Pour la Guinée, l’enjeu est désormais d’inciter les compagnies minières étrangères à construire des raffineries de bauxite sur place afin de favoriser l’industrialisation du pays et un partage équitable des revenus extractifs. Les Emirats peuvent apparaître comme un partenaire adapté pour atteindre cet objectif en raison de leur impact financier et de leur expertise dans le domaine.
La table ronde économique de février 2024 : une réussite guinéo-émiratie
Les 15 et 16 février dernier, la Guinée a organisé une table ronde à Dubaï à l’occasion de laquelle 7 milliards de promesses de dons ont été récoltés pour 55 projets d’infrastructures, essentiellement à travers des partenariats public-privé. Ces projets concernent des domaines aussi divers que l'eau, l'électricité, la santé et les routes.
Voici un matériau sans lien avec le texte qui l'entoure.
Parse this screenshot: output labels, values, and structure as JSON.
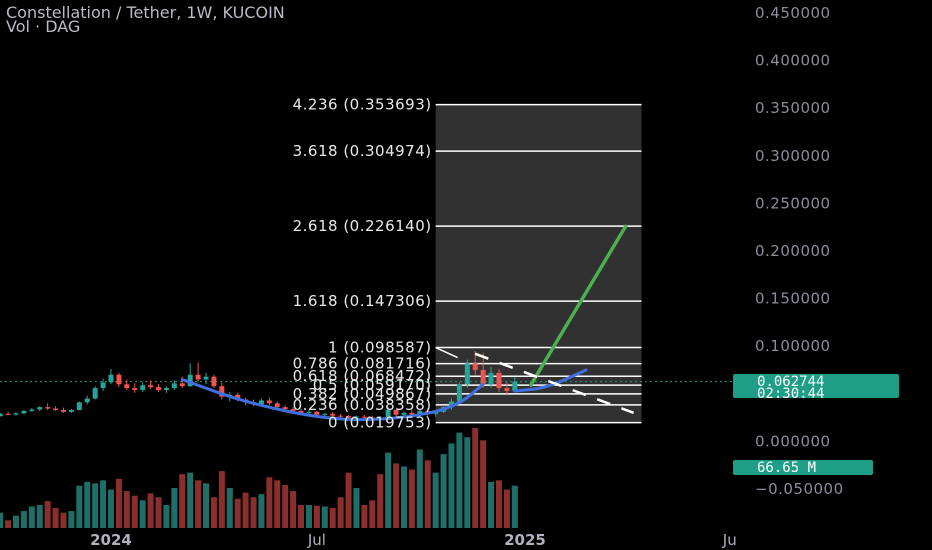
{
  "header": {
    "title": "Constellation / Tether, 1W, KUCOIN",
    "subtitle": "Vol · DAG"
  },
  "colors": {
    "background": "#000000",
    "up": "#26a69a",
    "down": "#ef5350",
    "vol_up": "#1f6f68",
    "vol_down": "#8a2f2e",
    "fib_zone": "#3a3a3a",
    "fib_line": "#ffffff",
    "curve": "#3f6fe0",
    "target_arrow": "#4caf50",
    "price_tag": "#1e9e86"
  },
  "price_tag": {
    "price": "0.062744",
    "countdown": "02:30:44"
  },
  "volume_tag": {
    "label": "66.65 M"
  },
  "chart_data": {
    "type": "candlestick",
    "title": "Constellation / Tether, 1W, KUCOIN",
    "price_axis": {
      "range": [
        -0.065,
        0.465
      ],
      "ticks": [
        {
          "value": 0.45,
          "label": "0.450000"
        },
        {
          "value": 0.4,
          "label": "0.400000"
        },
        {
          "value": 0.35,
          "label": "0.350000"
        },
        {
          "value": 0.3,
          "label": "0.300000"
        },
        {
          "value": 0.25,
          "label": "0.250000"
        },
        {
          "value": 0.2,
          "label": "0.200000"
        },
        {
          "value": 0.15,
          "label": "0.150000"
        },
        {
          "value": 0.1,
          "label": "0.100000"
        },
        {
          "value": 0.0,
          "label": "0.000000"
        },
        {
          "value": -0.05,
          "label": "−0.050000"
        }
      ]
    },
    "time_axis": {
      "start": "2023-09-04",
      "end": "2025-09-22",
      "ticks": [
        {
          "date": "2024-01-01",
          "label": "2024",
          "bold": true
        },
        {
          "date": "2024-07-01",
          "label": "Jul",
          "bold": false
        },
        {
          "date": "2025-01-01",
          "label": "2025",
          "bold": true
        },
        {
          "date": "2025-07-01",
          "label": "Ju",
          "bold": false
        }
      ]
    },
    "candles": [
      {
        "date": "2023-09-04",
        "o": 0.025,
        "h": 0.0275,
        "l": 0.024,
        "c": 0.0262,
        "v": 15
      },
      {
        "date": "2023-09-11",
        "o": 0.0262,
        "h": 0.0285,
        "l": 0.025,
        "c": 0.027,
        "v": 18
      },
      {
        "date": "2023-09-18",
        "o": 0.027,
        "h": 0.029,
        "l": 0.0255,
        "c": 0.0265,
        "v": 12
      },
      {
        "date": "2023-09-25",
        "o": 0.0265,
        "h": 0.03,
        "l": 0.026,
        "c": 0.029,
        "v": 20
      },
      {
        "date": "2023-10-02",
        "o": 0.029,
        "h": 0.031,
        "l": 0.0275,
        "c": 0.0282,
        "v": 10
      },
      {
        "date": "2023-10-09",
        "o": 0.0282,
        "h": 0.0305,
        "l": 0.027,
        "c": 0.0295,
        "v": 16
      },
      {
        "date": "2023-10-16",
        "o": 0.0295,
        "h": 0.033,
        "l": 0.0285,
        "c": 0.032,
        "v": 22
      },
      {
        "date": "2023-10-23",
        "o": 0.032,
        "h": 0.035,
        "l": 0.031,
        "c": 0.0335,
        "v": 28
      },
      {
        "date": "2023-10-30",
        "o": 0.0335,
        "h": 0.037,
        "l": 0.032,
        "c": 0.036,
        "v": 30
      },
      {
        "date": "2023-11-06",
        "o": 0.036,
        "h": 0.04,
        "l": 0.033,
        "c": 0.0345,
        "v": 35
      },
      {
        "date": "2023-11-13",
        "o": 0.0345,
        "h": 0.037,
        "l": 0.032,
        "c": 0.033,
        "v": 26
      },
      {
        "date": "2023-11-20",
        "o": 0.033,
        "h": 0.0355,
        "l": 0.03,
        "c": 0.031,
        "v": 20
      },
      {
        "date": "2023-11-27",
        "o": 0.031,
        "h": 0.034,
        "l": 0.03,
        "c": 0.033,
        "v": 22
      },
      {
        "date": "2023-12-04",
        "o": 0.033,
        "h": 0.042,
        "l": 0.0325,
        "c": 0.041,
        "v": 55
      },
      {
        "date": "2023-12-11",
        "o": 0.041,
        "h": 0.048,
        "l": 0.039,
        "c": 0.045,
        "v": 60
      },
      {
        "date": "2023-12-18",
        "o": 0.045,
        "h": 0.058,
        "l": 0.044,
        "c": 0.056,
        "v": 58
      },
      {
        "date": "2023-12-25",
        "o": 0.056,
        "h": 0.066,
        "l": 0.053,
        "c": 0.062,
        "v": 62
      },
      {
        "date": "2024-01-01",
        "o": 0.062,
        "h": 0.076,
        "l": 0.06,
        "c": 0.07,
        "v": 50
      },
      {
        "date": "2024-01-08",
        "o": 0.07,
        "h": 0.072,
        "l": 0.057,
        "c": 0.06,
        "v": 64
      },
      {
        "date": "2024-01-15",
        "o": 0.06,
        "h": 0.065,
        "l": 0.054,
        "c": 0.056,
        "v": 48
      },
      {
        "date": "2024-01-22",
        "o": 0.056,
        "h": 0.061,
        "l": 0.051,
        "c": 0.054,
        "v": 42
      },
      {
        "date": "2024-01-29",
        "o": 0.054,
        "h": 0.062,
        "l": 0.052,
        "c": 0.059,
        "v": 36
      },
      {
        "date": "2024-02-05",
        "o": 0.059,
        "h": 0.064,
        "l": 0.055,
        "c": 0.057,
        "v": 45
      },
      {
        "date": "2024-02-12",
        "o": 0.057,
        "h": 0.06,
        "l": 0.052,
        "c": 0.054,
        "v": 40
      },
      {
        "date": "2024-02-19",
        "o": 0.054,
        "h": 0.058,
        "l": 0.051,
        "c": 0.056,
        "v": 30
      },
      {
        "date": "2024-02-26",
        "o": 0.056,
        "h": 0.064,
        "l": 0.054,
        "c": 0.061,
        "v": 52
      },
      {
        "date": "2024-03-04",
        "o": 0.061,
        "h": 0.068,
        "l": 0.056,
        "c": 0.058,
        "v": 70
      },
      {
        "date": "2024-03-11",
        "o": 0.058,
        "h": 0.082,
        "l": 0.057,
        "c": 0.07,
        "v": 72
      },
      {
        "date": "2024-03-18",
        "o": 0.07,
        "h": 0.083,
        "l": 0.062,
        "c": 0.065,
        "v": 62
      },
      {
        "date": "2024-03-25",
        "o": 0.065,
        "h": 0.072,
        "l": 0.06,
        "c": 0.068,
        "v": 58
      },
      {
        "date": "2024-04-01",
        "o": 0.068,
        "h": 0.07,
        "l": 0.056,
        "c": 0.058,
        "v": 40
      },
      {
        "date": "2024-04-08",
        "o": 0.058,
        "h": 0.062,
        "l": 0.044,
        "c": 0.047,
        "v": 74
      },
      {
        "date": "2024-04-15",
        "o": 0.047,
        "h": 0.052,
        "l": 0.042,
        "c": 0.049,
        "v": 52
      },
      {
        "date": "2024-04-22",
        "o": 0.049,
        "h": 0.051,
        "l": 0.042,
        "c": 0.044,
        "v": 38
      },
      {
        "date": "2024-04-29",
        "o": 0.044,
        "h": 0.046,
        "l": 0.038,
        "c": 0.041,
        "v": 46
      },
      {
        "date": "2024-05-06",
        "o": 0.041,
        "h": 0.044,
        "l": 0.037,
        "c": 0.039,
        "v": 40
      },
      {
        "date": "2024-05-13",
        "o": 0.039,
        "h": 0.045,
        "l": 0.038,
        "c": 0.043,
        "v": 44
      },
      {
        "date": "2024-05-20",
        "o": 0.043,
        "h": 0.046,
        "l": 0.038,
        "c": 0.04,
        "v": 66
      },
      {
        "date": "2024-05-27",
        "o": 0.04,
        "h": 0.042,
        "l": 0.034,
        "c": 0.036,
        "v": 62
      },
      {
        "date": "2024-06-03",
        "o": 0.036,
        "h": 0.038,
        "l": 0.032,
        "c": 0.034,
        "v": 56
      },
      {
        "date": "2024-06-10",
        "o": 0.034,
        "h": 0.036,
        "l": 0.03,
        "c": 0.032,
        "v": 48
      },
      {
        "date": "2024-06-17",
        "o": 0.032,
        "h": 0.034,
        "l": 0.028,
        "c": 0.03,
        "v": 30
      },
      {
        "date": "2024-06-24",
        "o": 0.03,
        "h": 0.033,
        "l": 0.029,
        "c": 0.031,
        "v": 30
      },
      {
        "date": "2024-07-01",
        "o": 0.031,
        "h": 0.032,
        "l": 0.027,
        "c": 0.028,
        "v": 29
      },
      {
        "date": "2024-07-08",
        "o": 0.028,
        "h": 0.03,
        "l": 0.026,
        "c": 0.029,
        "v": 28
      },
      {
        "date": "2024-07-15",
        "o": 0.029,
        "h": 0.031,
        "l": 0.026,
        "c": 0.027,
        "v": 26
      },
      {
        "date": "2024-07-22",
        "o": 0.027,
        "h": 0.029,
        "l": 0.025,
        "c": 0.0265,
        "v": 40
      },
      {
        "date": "2024-07-29",
        "o": 0.0265,
        "h": 0.028,
        "l": 0.024,
        "c": 0.025,
        "v": 72
      },
      {
        "date": "2024-08-05",
        "o": 0.025,
        "h": 0.027,
        "l": 0.023,
        "c": 0.026,
        "v": 52
      },
      {
        "date": "2024-08-12",
        "o": 0.026,
        "h": 0.028,
        "l": 0.024,
        "c": 0.025,
        "v": 30
      },
      {
        "date": "2024-08-19",
        "o": 0.025,
        "h": 0.027,
        "l": 0.023,
        "c": 0.0245,
        "v": 36
      },
      {
        "date": "2024-08-26",
        "o": 0.0245,
        "h": 0.026,
        "l": 0.022,
        "c": 0.024,
        "v": 70
      },
      {
        "date": "2024-09-02",
        "o": 0.024,
        "h": 0.036,
        "l": 0.023,
        "c": 0.033,
        "v": 98
      },
      {
        "date": "2024-09-09",
        "o": 0.033,
        "h": 0.034,
        "l": 0.026,
        "c": 0.028,
        "v": 84
      },
      {
        "date": "2024-09-16",
        "o": 0.028,
        "h": 0.031,
        "l": 0.025,
        "c": 0.03,
        "v": 80
      },
      {
        "date": "2024-09-23",
        "o": 0.03,
        "h": 0.033,
        "l": 0.027,
        "c": 0.028,
        "v": 76
      },
      {
        "date": "2024-09-30",
        "o": 0.028,
        "h": 0.034,
        "l": 0.026,
        "c": 0.032,
        "v": 102
      },
      {
        "date": "2024-10-07",
        "o": 0.032,
        "h": 0.035,
        "l": 0.027,
        "c": 0.029,
        "v": 88
      },
      {
        "date": "2024-10-14",
        "o": 0.029,
        "h": 0.032,
        "l": 0.026,
        "c": 0.031,
        "v": 72
      },
      {
        "date": "2024-10-21",
        "o": 0.031,
        "h": 0.038,
        "l": 0.03,
        "c": 0.036,
        "v": 96
      },
      {
        "date": "2024-10-28",
        "o": 0.036,
        "h": 0.045,
        "l": 0.033,
        "c": 0.042,
        "v": 110
      },
      {
        "date": "2024-11-04",
        "o": 0.042,
        "h": 0.062,
        "l": 0.04,
        "c": 0.06,
        "v": 124
      },
      {
        "date": "2024-11-11",
        "o": 0.06,
        "h": 0.086,
        "l": 0.056,
        "c": 0.082,
        "v": 118
      },
      {
        "date": "2024-11-18",
        "o": 0.082,
        "h": 0.095,
        "l": 0.07,
        "c": 0.075,
        "v": 130
      },
      {
        "date": "2024-11-25",
        "o": 0.075,
        "h": 0.093,
        "l": 0.056,
        "c": 0.06,
        "v": 114
      },
      {
        "date": "2024-12-02",
        "o": 0.06,
        "h": 0.078,
        "l": 0.056,
        "c": 0.072,
        "v": 60
      },
      {
        "date": "2024-12-09",
        "o": 0.072,
        "h": 0.076,
        "l": 0.052,
        "c": 0.056,
        "v": 62
      },
      {
        "date": "2024-12-16",
        "o": 0.056,
        "h": 0.062,
        "l": 0.05,
        "c": 0.053,
        "v": 50
      },
      {
        "date": "2024-12-23",
        "o": 0.053,
        "h": 0.068,
        "l": 0.052,
        "c": 0.0627,
        "v": 55
      }
    ],
    "fibonacci": {
      "levels": [
        {
          "ratio": "4.236",
          "price": 0.353693,
          "label": "4.236 (0.353693)"
        },
        {
          "ratio": "3.618",
          "price": 0.304974,
          "label": "3.618 (0.304974)"
        },
        {
          "ratio": "2.618",
          "price": 0.22614,
          "label": "2.618 (0.226140)"
        },
        {
          "ratio": "1.618",
          "price": 0.147306,
          "label": "1.618 (0.147306)"
        },
        {
          "ratio": "1",
          "price": 0.098587,
          "label": "1 (0.098587)"
        },
        {
          "ratio": "0.786",
          "price": 0.081716,
          "label": "0.786 (0.081716)"
        },
        {
          "ratio": "0.618",
          "price": 0.068472,
          "label": "0.618 (0.068472)"
        },
        {
          "ratio": "0.5",
          "price": 0.05917,
          "label": "0.5 (0.059170)"
        },
        {
          "ratio": "0.382",
          "price": 0.049867,
          "label": "0.382 (0.049867)"
        },
        {
          "ratio": "0.236",
          "price": 0.038358,
          "label": "0.236 (0.038358)"
        },
        {
          "ratio": "0",
          "price": 0.019753,
          "label": "0 (0.019753)"
        }
      ],
      "zone_start": "2024-10-14",
      "zone_end": "2025-04-14",
      "trend_from": {
        "date": "2024-10-14",
        "price": 0.098587
      }
    },
    "annotations": {
      "rounding_curve": [
        {
          "date": "2024-03-04",
          "price": 0.065
        },
        {
          "date": "2024-05-01",
          "price": 0.04
        },
        {
          "date": "2024-07-15",
          "price": 0.022
        },
        {
          "date": "2024-09-15",
          "price": 0.024
        },
        {
          "date": "2024-11-01",
          "price": 0.036
        },
        {
          "date": "2024-11-25",
          "price": 0.06
        }
      ],
      "small_curve": [
        {
          "date": "2024-12-23",
          "price": 0.053
        },
        {
          "date": "2025-01-20",
          "price": 0.056
        },
        {
          "date": "2025-02-24",
          "price": 0.075
        }
      ],
      "target_arrow": [
        {
          "date": "2025-01-06",
          "price": 0.059
        },
        {
          "date": "2025-03-31",
          "price": 0.226
        }
      ],
      "dashed_trend": [
        {
          "date": "2024-11-18",
          "price": 0.092
        },
        {
          "date": "2025-04-07",
          "price": 0.03
        }
      ]
    },
    "last_price": 0.062744,
    "volume_label": "66.65 M"
  }
}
La ministre du Plan et de la Coopération internationale, Rose Pola Pricemou, s’est félicitée de la réussite de la table ronde et de « l’enveloppe conséquente qui témoigne de la confiance des partenaires et de leur volonté à accompagner le pays dans la mise en œuvre des projets et programmes d’investissements susceptibles d’améliorer les conditions de vie de la population guinéenne. » L’objectif affiché de 4 milliards de dollars a été largement dépassé grâce à des accords avec la Banque africaine de développement (BAD), la Banque mondiale et la Banque islamique de développement (BID).
Cet événement s’inscrit dans le cadre du Programme de référence intérimaire (PRI) 2022-2025 qui vise à mobiliser les bailleurs et partenaires de la Guinée pour un total de 12 milliards de dollars en vue de l’amélioration de la situation macroéconomique du pays.
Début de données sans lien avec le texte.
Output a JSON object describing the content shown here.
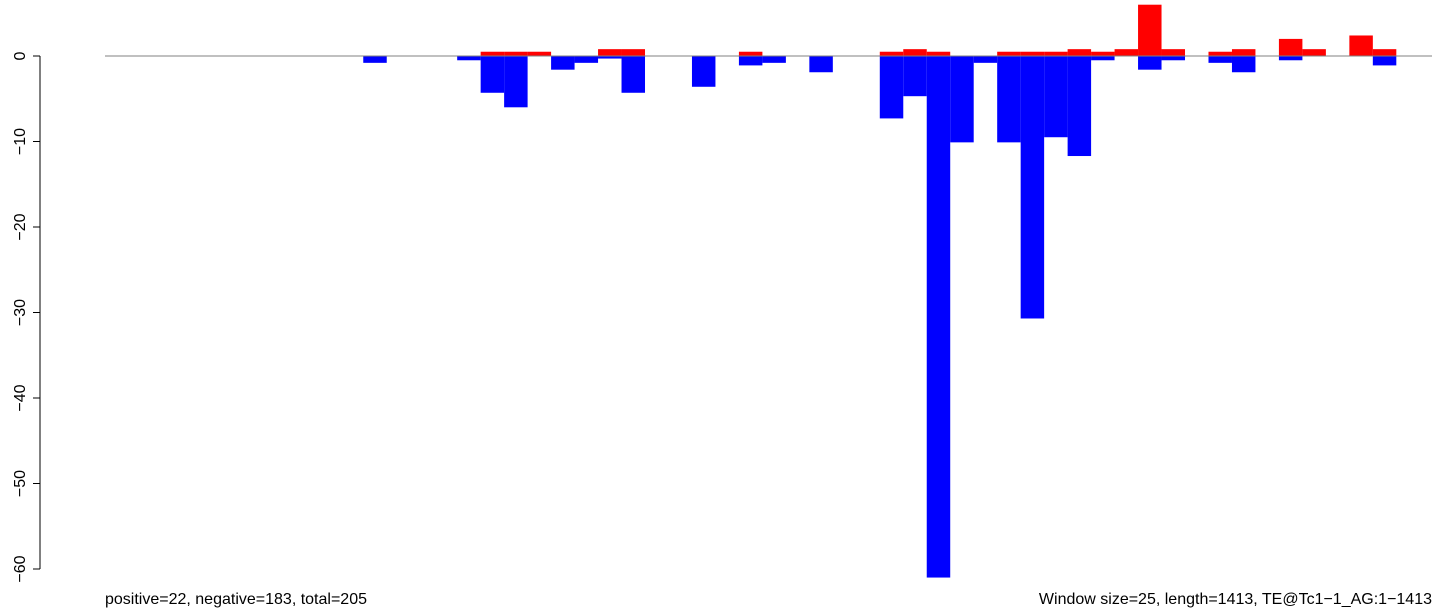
{
  "chart_data": {
    "type": "bar",
    "title": "",
    "xlabel": "",
    "ylabel": "",
    "ylim": [
      -60,
      6
    ],
    "yticks": [
      0,
      -10,
      -20,
      -30,
      -40,
      -50,
      -60
    ],
    "ytick_labels": [
      "0",
      "−10",
      "−20",
      "−30",
      "−40",
      "−50",
      "−60"
    ],
    "xlim": [
      0,
      1413
    ],
    "window_size": 25,
    "baseline": 0,
    "grid": false,
    "legend": "none",
    "colors": {
      "positive": "#ff0000",
      "negative": "#0000ff",
      "baseline": "#808080"
    },
    "series": [
      {
        "name": "positive",
        "color": "#ff0000",
        "bars": [
          {
            "x": 400,
            "value": 0.5
          },
          {
            "x": 425,
            "value": 0.5
          },
          {
            "x": 450,
            "value": 0.5
          },
          {
            "x": 525,
            "value": 0.8
          },
          {
            "x": 550,
            "value": 0.8
          },
          {
            "x": 675,
            "value": 0.5
          },
          {
            "x": 825,
            "value": 0.5
          },
          {
            "x": 850,
            "value": 0.8
          },
          {
            "x": 875,
            "value": 0.5
          },
          {
            "x": 950,
            "value": 0.5
          },
          {
            "x": 975,
            "value": 0.5
          },
          {
            "x": 1000,
            "value": 0.5
          },
          {
            "x": 1025,
            "value": 0.8
          },
          {
            "x": 1050,
            "value": 0.5
          },
          {
            "x": 1075,
            "value": 0.8
          },
          {
            "x": 1100,
            "value": 6.0
          },
          {
            "x": 1125,
            "value": 0.8
          },
          {
            "x": 1175,
            "value": 0.5
          },
          {
            "x": 1200,
            "value": 0.8
          },
          {
            "x": 1250,
            "value": 2.0
          },
          {
            "x": 1275,
            "value": 0.8
          },
          {
            "x": 1325,
            "value": 2.4
          },
          {
            "x": 1350,
            "value": 0.8
          }
        ]
      },
      {
        "name": "negative",
        "color": "#0000ff",
        "bars": [
          {
            "x": 275,
            "value": -0.8
          },
          {
            "x": 375,
            "value": -0.5
          },
          {
            "x": 400,
            "value": -4.3
          },
          {
            "x": 425,
            "value": -6.0
          },
          {
            "x": 475,
            "value": -1.6
          },
          {
            "x": 500,
            "value": -0.8
          },
          {
            "x": 525,
            "value": -0.3
          },
          {
            "x": 550,
            "value": -4.3
          },
          {
            "x": 625,
            "value": -3.6
          },
          {
            "x": 675,
            "value": -1.1
          },
          {
            "x": 700,
            "value": -0.8
          },
          {
            "x": 750,
            "value": -1.9
          },
          {
            "x": 825,
            "value": -7.3
          },
          {
            "x": 850,
            "value": -4.7
          },
          {
            "x": 875,
            "value": -61.0
          },
          {
            "x": 900,
            "value": -10.1
          },
          {
            "x": 925,
            "value": -0.8
          },
          {
            "x": 950,
            "value": -10.1
          },
          {
            "x": 975,
            "value": -30.7
          },
          {
            "x": 1000,
            "value": -9.5
          },
          {
            "x": 1025,
            "value": -11.7
          },
          {
            "x": 1050,
            "value": -0.5
          },
          {
            "x": 1100,
            "value": -1.6
          },
          {
            "x": 1125,
            "value": -0.5
          },
          {
            "x": 1175,
            "value": -0.8
          },
          {
            "x": 1200,
            "value": -1.9
          },
          {
            "x": 1250,
            "value": -0.5
          },
          {
            "x": 1350,
            "value": -1.1
          }
        ]
      }
    ],
    "annotations": {
      "left": "positive=22, negative=183, total=205",
      "right": "Window size=25, length=1413, TE@Tc1−1_AG:1−1413"
    }
  }
}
Un soft power émirati croissant en Guinée
Au-delà du partenariat économique, les relations entre Abou Dhabi et Conakry commencent à couvrir d’autres champs. Lors de la crise du Covid-19, les Emirats mettent sur pied l’hôpital de campagne Mohammed ben Zayed qui comprend 208 lits, une pharmacie et un laboratoire. Il est inauguré le 25 novembre 2020 par le ministre guinéen de la Santé, le docteur Colonel Remy Lamah en présence de représentants des Emirats arabes unis et de la Guinea Alumina Corporation (GAC).
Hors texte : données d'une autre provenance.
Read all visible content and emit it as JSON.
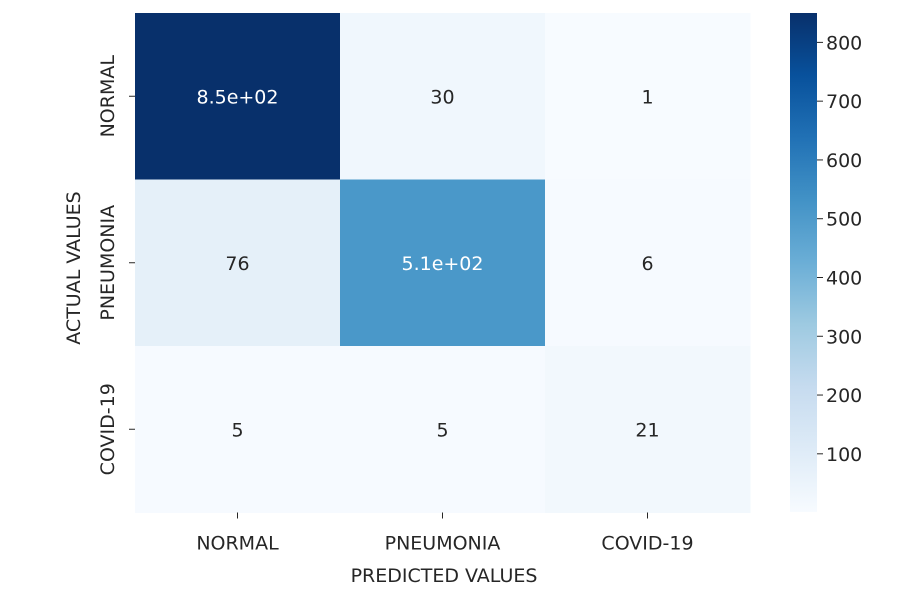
{
  "chart_data": {
    "type": "heatmap",
    "title": "",
    "xlabel": "PREDICTED VALUES",
    "ylabel": "ACTUAL VALUES",
    "x_categories": [
      "NORMAL",
      "PNEUMONIA",
      "COVID-19"
    ],
    "y_categories": [
      "NORMAL",
      "PNEUMONIA",
      "COVID-19"
    ],
    "values": [
      [
        850,
        30,
        1
      ],
      [
        76,
        510,
        6
      ],
      [
        5,
        5,
        21
      ]
    ],
    "cell_labels": [
      [
        "8.5e+02",
        "30",
        "1"
      ],
      [
        "76",
        "5.1e+02",
        "6"
      ],
      [
        "5",
        "5",
        "21"
      ]
    ],
    "colormap": "Blues",
    "colorbar": {
      "range": [
        1,
        850
      ],
      "ticks": [
        100,
        200,
        300,
        400,
        500,
        600,
        700,
        800
      ]
    }
  }
}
Plus récemment, l’équipe nationale de football de Guinée a choisi Abou Dhabi pour son stage de préparation physique en vue de la Coupe d’Afrique des nations (CAN), qui s’est tenue du 13 janvier au 11 février derniers. La qualité des infrastructures a été déterminante dans ce choix. Les Emirats arabes unis jouent aujourd’hui le rôle de vitrine pour nombre de pays africains, et la Guinée s’inscrit dans cette dynamique continentale.
La diversification des partenaires diplomatiques est une stratégie de long terme portée par Conakry. De leur côté, les Emirats arabes unis sont capables d’offrir des accords mutuellement avantageux et un partenariat moins déséquilibré qu’avec d’autres puissances. Le rapprochement diplomatique en cours se fait donc au nom d’intérêts bien compris.